The last two weeks have been exceptionally problematic. One of our customers emailed us that random links on our site was broken. The links made AJAX requests which were not returning. Sure enough, everyone in the office could reproduce. I sent in a support ticket. The one-line response: “Thanks for writing in. This is a known issue that we’re trying to tackle this week. Sorry for the inconvenience!” That was it. No additional info. Was it just with AJAX? Should I turn off the CloudFlare proxy on other sites? Should I look to @cloudflaresys for updates? The worst part was that CloudFlare didn’t notify me about the known issue! It wasn’t on the status page, I couldn’t find it on Twitter. I had to find out from one of our customers. Later, the support associate agreed that “[CloudFlare's] notification of what’s working and what’s not is a bit… lacking” and said that he’d notify me when he got an update. I have not received any further updates.
Last night was also really bad. CloudFlare released a new version of its DNS software and accidentally deleted their master database of domain records, which broke name resolution for all of Appboy’s servers. I couldn’t go to the main website, our client-server communication broke, my app servers couldn’t talk to the databases because they couldn’t resolve the hosts, etc. We were completely down due to a bad software release that was, again, completely unannounced.

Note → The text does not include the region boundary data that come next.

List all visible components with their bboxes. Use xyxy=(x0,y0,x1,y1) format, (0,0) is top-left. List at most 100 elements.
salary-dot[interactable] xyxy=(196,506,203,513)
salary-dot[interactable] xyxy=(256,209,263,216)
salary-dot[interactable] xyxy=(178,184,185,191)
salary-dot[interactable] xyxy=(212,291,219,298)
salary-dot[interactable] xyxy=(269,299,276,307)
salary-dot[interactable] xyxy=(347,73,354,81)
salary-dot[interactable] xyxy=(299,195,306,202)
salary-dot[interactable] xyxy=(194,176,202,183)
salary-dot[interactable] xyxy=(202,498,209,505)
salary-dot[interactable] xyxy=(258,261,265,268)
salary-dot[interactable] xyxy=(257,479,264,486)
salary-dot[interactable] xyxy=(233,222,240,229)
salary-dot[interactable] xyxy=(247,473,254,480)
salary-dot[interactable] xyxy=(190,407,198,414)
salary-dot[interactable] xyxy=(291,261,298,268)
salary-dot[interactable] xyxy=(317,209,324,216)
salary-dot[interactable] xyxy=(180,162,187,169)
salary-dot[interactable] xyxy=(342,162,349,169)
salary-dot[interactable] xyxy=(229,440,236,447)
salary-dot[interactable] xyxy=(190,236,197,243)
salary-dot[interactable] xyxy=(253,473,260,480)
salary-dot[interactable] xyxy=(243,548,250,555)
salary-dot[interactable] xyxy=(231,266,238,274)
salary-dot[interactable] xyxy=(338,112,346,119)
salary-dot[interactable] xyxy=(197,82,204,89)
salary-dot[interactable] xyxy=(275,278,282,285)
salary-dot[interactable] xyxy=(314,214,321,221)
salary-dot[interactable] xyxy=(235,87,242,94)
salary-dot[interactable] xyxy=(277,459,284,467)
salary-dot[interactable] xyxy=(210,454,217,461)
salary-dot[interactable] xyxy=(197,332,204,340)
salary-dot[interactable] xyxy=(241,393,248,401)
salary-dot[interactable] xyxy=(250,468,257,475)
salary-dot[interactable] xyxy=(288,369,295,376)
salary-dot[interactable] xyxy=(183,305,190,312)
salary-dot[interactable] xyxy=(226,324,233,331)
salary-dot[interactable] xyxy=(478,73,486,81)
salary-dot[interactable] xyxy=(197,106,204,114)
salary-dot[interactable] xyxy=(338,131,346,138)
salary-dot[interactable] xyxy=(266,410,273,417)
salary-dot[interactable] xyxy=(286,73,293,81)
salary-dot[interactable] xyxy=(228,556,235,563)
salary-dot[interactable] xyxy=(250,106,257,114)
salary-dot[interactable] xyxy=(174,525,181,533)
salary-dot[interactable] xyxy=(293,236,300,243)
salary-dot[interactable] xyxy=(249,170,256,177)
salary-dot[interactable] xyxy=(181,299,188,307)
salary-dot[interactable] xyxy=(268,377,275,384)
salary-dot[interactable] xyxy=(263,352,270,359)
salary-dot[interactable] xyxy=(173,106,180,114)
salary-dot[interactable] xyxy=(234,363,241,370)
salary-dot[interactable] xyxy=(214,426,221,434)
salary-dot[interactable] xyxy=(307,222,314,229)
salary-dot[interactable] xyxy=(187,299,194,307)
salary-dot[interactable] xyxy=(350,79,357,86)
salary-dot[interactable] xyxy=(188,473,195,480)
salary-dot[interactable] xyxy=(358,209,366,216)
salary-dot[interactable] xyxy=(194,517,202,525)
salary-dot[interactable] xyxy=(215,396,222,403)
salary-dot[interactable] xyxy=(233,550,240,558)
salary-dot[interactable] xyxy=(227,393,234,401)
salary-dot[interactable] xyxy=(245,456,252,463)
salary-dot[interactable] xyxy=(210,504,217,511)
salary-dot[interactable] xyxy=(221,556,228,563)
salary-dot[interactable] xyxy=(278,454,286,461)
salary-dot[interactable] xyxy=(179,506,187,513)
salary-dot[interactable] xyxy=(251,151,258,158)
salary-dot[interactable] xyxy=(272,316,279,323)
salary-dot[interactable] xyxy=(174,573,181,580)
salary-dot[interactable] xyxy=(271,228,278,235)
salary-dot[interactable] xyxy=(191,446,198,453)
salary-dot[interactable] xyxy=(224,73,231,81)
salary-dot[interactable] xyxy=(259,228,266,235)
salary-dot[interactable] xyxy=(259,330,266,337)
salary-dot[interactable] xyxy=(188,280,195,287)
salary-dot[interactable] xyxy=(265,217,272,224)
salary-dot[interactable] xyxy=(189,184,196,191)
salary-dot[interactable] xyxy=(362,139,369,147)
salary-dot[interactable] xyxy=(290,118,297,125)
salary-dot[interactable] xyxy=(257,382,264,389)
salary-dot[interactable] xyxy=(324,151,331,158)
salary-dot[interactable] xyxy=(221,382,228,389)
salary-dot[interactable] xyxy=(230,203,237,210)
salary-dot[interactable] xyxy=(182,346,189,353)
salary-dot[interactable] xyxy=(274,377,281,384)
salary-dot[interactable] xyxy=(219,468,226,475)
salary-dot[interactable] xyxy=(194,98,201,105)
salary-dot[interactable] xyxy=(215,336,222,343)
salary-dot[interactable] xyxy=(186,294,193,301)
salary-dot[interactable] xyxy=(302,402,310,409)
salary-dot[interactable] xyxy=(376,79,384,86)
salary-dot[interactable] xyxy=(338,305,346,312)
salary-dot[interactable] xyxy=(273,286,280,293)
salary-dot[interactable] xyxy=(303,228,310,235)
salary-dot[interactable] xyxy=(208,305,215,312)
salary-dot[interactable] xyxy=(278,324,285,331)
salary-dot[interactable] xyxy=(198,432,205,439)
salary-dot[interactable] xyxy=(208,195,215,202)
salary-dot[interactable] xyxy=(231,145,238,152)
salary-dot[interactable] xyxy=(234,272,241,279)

Whenever there have been issues, the CloudFlare engineers have jumped to resolve it. And resolution time is usually fast. But that 100% of my site downtime the last 2 months has been caused by CloudFlare is unacceptable. Even if CloudFlare fixes the problems quickly, they’re breaking too many things too frequently.
Everyone here at Appboy thinks that CloudFlare is a great product. We want to use CloudFlare, but right now can’t take on the risk.
Do you have any suggestions for DNS service providers? Let us know what you use or recommend.